According to Rieder, the dynamic between black provocateurs like Farrakhan and the Jewish communal watchdogs became reciprocal. “To some extent, black-Jewish conflict took on a ritual form, as Jewish sensitivity offered a wonderful resource for black demagogues in search of a foil,” Rieder said. “There was almost a theatrical convergence: Some black would say some crackpot thing; the Jewish community would get in a tizzy; the liberal part would say, ‘We need more dialogue’; Jewish self-defense groups would demand that other blacks condemn the crackpot; blacks would rejoin: ‘I’m not going to let the Jews tell me what to do.’”

But that sort of back and forth, Rieder said, gave a warped impression of the actual state of relations between the communities. “It was on the surface of things, and therefore things looked much more dire than they actually were,” Rieder said. “At the height of all the brouhaha, blacks had a more favorable impression of Jews than of white people in general.”

As Farrakhan has faded, other African-American leaders once given to making statements often seen as stoking the flames of black-Jewish tensions have moderated their views. Both Jesse Jackson, who drew anger when, in a 1984 interview with a reporter, he referred to New York City as “Hymietown,” and Al Sharpton, whose comments during the Crown Heights riots were seen as inflammatory, enjoy good relations with the Jewish community.

“I’m not in any way defending his remarks during the Crown Heights riots,” Schneier said of Sharpton. “Nevertheless, I have witnessed how this man has grown. I have witnessed how the Rev. Jesse Jackson Sr. has evolved,” he added.

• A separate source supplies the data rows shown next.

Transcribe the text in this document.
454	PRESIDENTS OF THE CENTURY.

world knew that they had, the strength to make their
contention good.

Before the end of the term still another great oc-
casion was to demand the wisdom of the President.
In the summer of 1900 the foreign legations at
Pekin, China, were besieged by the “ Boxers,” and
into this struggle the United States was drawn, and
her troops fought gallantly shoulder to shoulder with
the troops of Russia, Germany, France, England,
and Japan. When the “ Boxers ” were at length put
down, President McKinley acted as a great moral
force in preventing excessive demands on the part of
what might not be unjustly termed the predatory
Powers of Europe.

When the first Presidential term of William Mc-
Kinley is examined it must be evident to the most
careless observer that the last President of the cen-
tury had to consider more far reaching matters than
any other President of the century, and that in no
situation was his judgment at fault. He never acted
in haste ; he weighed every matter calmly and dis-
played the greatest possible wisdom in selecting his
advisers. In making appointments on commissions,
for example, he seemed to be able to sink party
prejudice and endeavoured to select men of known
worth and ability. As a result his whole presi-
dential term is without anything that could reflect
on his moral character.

Seeing the riot as a product of specific incidents and personalities and not broad cultural trends certainly provides a more hopeful prognosis for the future of the black-Jewish relationship. It’s also a more positive interpretation of the current quiet that reigns between the two groups. But it also means that, given the right set of circumstances in a local, urban setting, it’s not inconceivable that similar violence could occur again.

In late 2010, tensions flared between Orthodox Jews and blacks in the Park Heights neighborhood of Baltimore, where a member of the Shomrim, a Jewish community patrol group, was arrested in the beating of a black teenager. An editorial published on December 5 in The Baltimore Times made reference to the Crown Heights riot.

“Baltimore has not experienced the kind of violent clashes seen in New York City’s Crown Heights neighborhood during the 1990s,” the paper intoned. “Nevertheless, this incident brought to the fore resentment among many blacks at what they see as Shomrim’s presumption that all black youths are potential criminals and fair game for intimidation and harassment.”

It’s tensions like these that intercommunal relations activists say keep their work necessary. “There’s still a carryover in terms of mistrust between the black and Jewish communities,” said Walter Strong, executive vice president of Dillard University, a historically black university in New Orleans. Strong, who received what he called a “generous” grant from the American Jewish Committee in the wake of Hurricane Katrina, said that he is working to relaunch the school’s black-Jewish relations program, which hosted annual conferences in the 1990s.

“I do admit the fact that our communities have grown apart, as they have, but I do hope there can be a greater understanding, and I’ve begun to see some of that in certain areas,” Strong said. Strong grew up in Crown Heights, and his parents still live there. “When I travel back home, there’s much less tension between our communities,” he said, and “much greater opportunities to understand and have dialogue.”